I accidentally watched a bit of "The L Word" on teevee the other night. Holy crap! Who would have thought there were that many lesbians in the world, AND that they run into each other all day long & fall about having sex every where. Just like in the average hetro porno film. I never knew. See, that was educational. Rom-coms are not educational.
To this day I can't figure out why the Department of Education haven't taken up my suggestion that 'The L Word' be played to children in school...
I guess what you should expect in a romantic comedy is a bit of love and a bit of laughter. Well, none of the cast were up to either of those. In the absence of either, a bit of lust would have been nice. It would have made the film a bit more interesting, anyway.
I don't see why I shouldn't go and see a romantic comedy; as long as I enjoy a film, I don't care what genre it is. Bridget Jones (the film) was good; Bridget Jones (the book) was freaking hilarious.
In The Age a few weeks ago was an interview with some pretentious Melbourne filmmaker. He was asked what he did on the weekend, and his response was something like this:
"I admit, we [my wife and I] see films. Romantic comedies are a guilty pleasure ..."
Fuck that. I'm sick and tired of inner-city wankers who have all these 'guilty pleasures'; they're just being dishonest. It's like the binge-eater who is continually promising themselves they'll give up chocolate - tomorrow.
I've seen as many rom-coms as the next person, including many that I KNEW were going to be b BIG waste of my life, so it's not the genre I object to, indeed, where would we be without rom-coms? A much lesser world I think.
It's only this particular film I'm picking on.

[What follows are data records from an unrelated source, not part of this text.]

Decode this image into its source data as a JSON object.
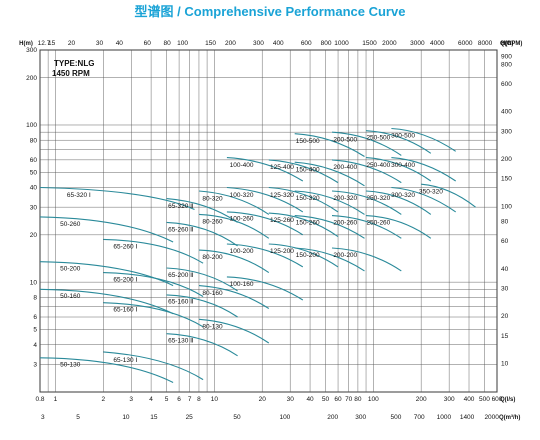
{
  "chart_data": {
    "type": "line",
    "title": "型谱图 / Comprehensive Performance Curve",
    "title_color": "#1aa3d6",
    "curve_color": "#2a8a9a",
    "grid_color": "#555555",
    "type_label": "TYPE:NLG",
    "speed_label": "1450 RPM",
    "x_scale": "log",
    "y_scale": "log",
    "grid": true,
    "xlim": [
      0.8,
      600
    ],
    "ylim": [
      2,
      300
    ],
    "left_axis": {
      "unit": "H(m)",
      "ticks": [
        "300",
        "200",
        "100",
        "80",
        "60",
        "50",
        "40",
        "30",
        "20",
        "10",
        "8",
        "6",
        "5",
        "4",
        "3"
      ]
    },
    "right_axis": {
      "unit": "H(ft)",
      "ticks": [
        "900",
        "800",
        "600",
        "400",
        "300",
        "200",
        "150",
        "100",
        "80",
        "60",
        "40",
        "30",
        "20",
        "15",
        "10"
      ]
    },
    "top_axis": {
      "first_tick": "12.7",
      "ticks": [
        "15",
        "20",
        "30",
        "40",
        "60",
        "80",
        "100",
        "150",
        "200",
        "300",
        "400",
        "600",
        "800",
        "1000",
        "1500",
        "2000",
        "3000",
        "4000",
        "6000",
        "8000"
      ],
      "unit": "Q(GPM)"
    },
    "bottom_axis": {
      "ticks": [
        "0.8",
        "1",
        "2",
        "3",
        "4",
        "5",
        "6",
        "7",
        "8",
        "10",
        "20",
        "30",
        "40",
        "50",
        "60",
        "70",
        "80",
        "100",
        "200",
        "300",
        "400",
        "500",
        "600"
      ],
      "unit": "Q(l/s)"
    },
    "bottom_axis2": {
      "ticks": [
        "3",
        "5",
        "10",
        "15",
        "25",
        "50",
        "100",
        "200",
        "300",
        "500",
        "700",
        "1000",
        "1400",
        "2000"
      ],
      "unit": "Q(m³/h)"
    },
    "curves": [
      {
        "name": "50-130",
        "x": [
          0.8,
          2.8,
          5.5
        ],
        "y": [
          3.3,
          3.2,
          2.3
        ]
      },
      {
        "name": "50-160",
        "x": [
          0.8,
          2.8,
          5.5
        ],
        "y": [
          9,
          8.7,
          6.3
        ]
      },
      {
        "name": "50-200",
        "x": [
          0.8,
          2.8,
          5.5
        ],
        "y": [
          13.5,
          13,
          9.5
        ]
      },
      {
        "name": "50-260",
        "x": [
          0.8,
          2.8,
          5.5
        ],
        "y": [
          26,
          25,
          18
        ]
      },
      {
        "name": "65-320 Ⅰ",
        "x": [
          0.8,
          4,
          7.5
        ],
        "y": [
          40,
          38,
          29
        ]
      },
      {
        "name": "65-130 Ⅰ",
        "x": [
          2,
          5,
          8.5
        ],
        "y": [
          3.6,
          3.3,
          2.4
        ]
      },
      {
        "name": "65-160 Ⅰ",
        "x": [
          2,
          5,
          8.5
        ],
        "y": [
          7.4,
          7.1,
          5.2
        ]
      },
      {
        "name": "65-200 Ⅰ",
        "x": [
          2,
          5,
          8.5
        ],
        "y": [
          11.5,
          11.1,
          8.1
        ]
      },
      {
        "name": "65-260 Ⅰ",
        "x": [
          2,
          5,
          8.5
        ],
        "y": [
          18.7,
          18,
          13.2
        ]
      },
      {
        "name": "65-320 Ⅱ",
        "x": [
          5,
          9,
          14
        ],
        "y": [
          34,
          32,
          24
        ]
      },
      {
        "name": "65-260 Ⅱ",
        "x": [
          5,
          9,
          14
        ],
        "y": [
          24,
          23,
          17
        ]
      },
      {
        "name": "65-200 Ⅱ",
        "x": [
          5,
          9,
          14
        ],
        "y": [
          12.3,
          11.8,
          8.8
        ]
      },
      {
        "name": "65-160 Ⅱ",
        "x": [
          5,
          9,
          14
        ],
        "y": [
          8.3,
          8,
          6
        ]
      },
      {
        "name": "65-130 Ⅱ",
        "x": [
          5,
          9,
          14
        ],
        "y": [
          4.7,
          4.5,
          3.4
        ]
      },
      {
        "name": "80-320",
        "x": [
          8,
          14,
          22
        ],
        "y": [
          38,
          36,
          27
        ]
      },
      {
        "name": "80-260",
        "x": [
          8,
          14,
          22
        ],
        "y": [
          27,
          26,
          19
        ]
      },
      {
        "name": "80-200",
        "x": [
          8,
          14,
          22
        ],
        "y": [
          16,
          15.5,
          11.5
        ]
      },
      {
        "name": "80-160",
        "x": [
          8,
          14,
          22
        ],
        "y": [
          9.5,
          9,
          6.8
        ]
      },
      {
        "name": "80-130",
        "x": [
          8,
          14,
          22
        ],
        "y": [
          5.8,
          5.5,
          4.1
        ]
      },
      {
        "name": "100-400",
        "x": [
          12,
          22,
          36
        ],
        "y": [
          62,
          59,
          44
        ]
      },
      {
        "name": "100-320",
        "x": [
          12,
          22,
          36
        ],
        "y": [
          40,
          38,
          28
        ]
      },
      {
        "name": "100-260",
        "x": [
          12,
          22,
          36
        ],
        "y": [
          28,
          27,
          20
        ]
      },
      {
        "name": "100-200",
        "x": [
          12,
          22,
          36
        ],
        "y": [
          17.5,
          16.8,
          12.5
        ]
      },
      {
        "name": "100-160",
        "x": [
          12,
          22,
          36
        ],
        "y": [
          10.8,
          10.4,
          7.7
        ]
      },
      {
        "name": "125-400",
        "x": [
          22,
          38,
          60
        ],
        "y": [
          60,
          57,
          43
        ]
      },
      {
        "name": "125-320",
        "x": [
          22,
          38,
          60
        ],
        "y": [
          40,
          38,
          28
        ]
      },
      {
        "name": "125-260",
        "x": [
          22,
          38,
          60
        ],
        "y": [
          27.5,
          26.5,
          19.5
        ]
      },
      {
        "name": "125-200",
        "x": [
          22,
          38,
          60
        ],
        "y": [
          17.5,
          16.8,
          12.5
        ]
      },
      {
        "name": "150-500",
        "x": [
          32,
          55,
          88
        ],
        "y": [
          88,
          84,
          63
        ]
      },
      {
        "name": "150-400",
        "x": [
          32,
          55,
          88
        ],
        "y": [
          58,
          55,
          41
        ]
      },
      {
        "name": "150-320",
        "x": [
          32,
          55,
          88
        ],
        "y": [
          38,
          36.5,
          27
        ]
      },
      {
        "name": "150-260",
        "x": [
          32,
          55,
          88
        ],
        "y": [
          26.5,
          25.5,
          19
        ]
      },
      {
        "name": "150-200",
        "x": [
          32,
          55,
          88
        ],
        "y": [
          16.5,
          15.8,
          11.8
        ]
      },
      {
        "name": "200-500",
        "x": [
          55,
          95,
          150
        ],
        "y": [
          90,
          86,
          64
        ]
      },
      {
        "name": "200-400",
        "x": [
          55,
          95,
          150
        ],
        "y": [
          60,
          57,
          43
        ]
      },
      {
        "name": "200-320",
        "x": [
          55,
          95,
          150
        ],
        "y": [
          38,
          36.5,
          27
        ]
      },
      {
        "name": "200-260",
        "x": [
          55,
          95,
          150
        ],
        "y": [
          26.5,
          25.5,
          19
        ]
      },
      {
        "name": "200-200",
        "x": [
          55,
          95,
          150
        ],
        "y": [
          16.5,
          15.8,
          11.8
        ]
      },
      {
        "name": "250-500",
        "x": [
          90,
          150,
          230
        ],
        "y": [
          92,
          88,
          66
        ]
      },
      {
        "name": "250-400",
        "x": [
          90,
          150,
          230
        ],
        "y": [
          62,
          59,
          44
        ]
      },
      {
        "name": "250-320",
        "x": [
          90,
          150,
          230
        ],
        "y": [
          38,
          36.5,
          27
        ]
      },
      {
        "name": "250-260",
        "x": [
          90,
          150,
          230
        ],
        "y": [
          26.5,
          25.5,
          19
        ]
      },
      {
        "name": "300-500",
        "x": [
          130,
          210,
          330
        ],
        "y": [
          95,
          91,
          68
        ]
      },
      {
        "name": "300-400",
        "x": [
          130,
          210,
          330
        ],
        "y": [
          62,
          59,
          44
        ]
      },
      {
        "name": "300-320",
        "x": [
          130,
          210,
          330
        ],
        "y": [
          40,
          38,
          28
        ]
      },
      {
        "name": "350-320",
        "x": [
          200,
          300,
          440
        ],
        "y": [
          42,
          40,
          30
        ]
      }
    ]
  }
}
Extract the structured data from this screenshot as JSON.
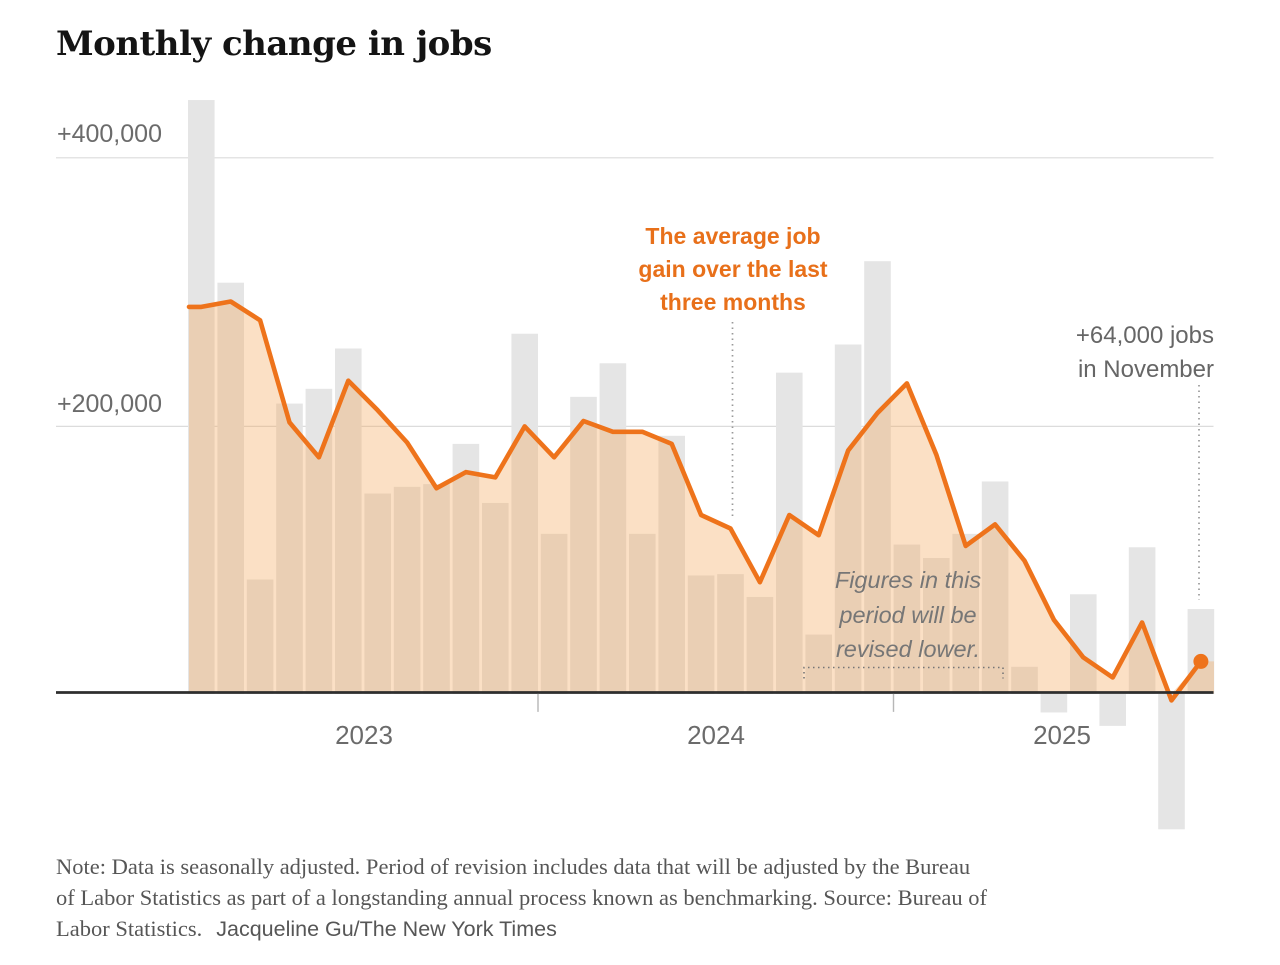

But then, I find Bridget Jones repellent as a character, and 100% unconvincing as a romantic interest for any man in his right mind. (I know - her character is loved & adored by millions of people around the world!)
"The Secretary" - now THAT was the perfect rom-com!!
Well, you were right about that film.
I think there's a personality cult that's developed around Bridget Jones. Many people I know hate her, lots of other people love her; not sure why, exactly. All I can say is the film seemed to me to be reasonably well done and the books were brilliant. The main difference between the film and the book was that Bridget came off much better in the book - smarter, funnier, and much more eloquent. (The sequel - now, that's another question. As a film, it was terrible; as a book, it was pretty bad. The postmodern-style 'interview' with Colin Firth was awful.)
The Secretary: fine film, very fine.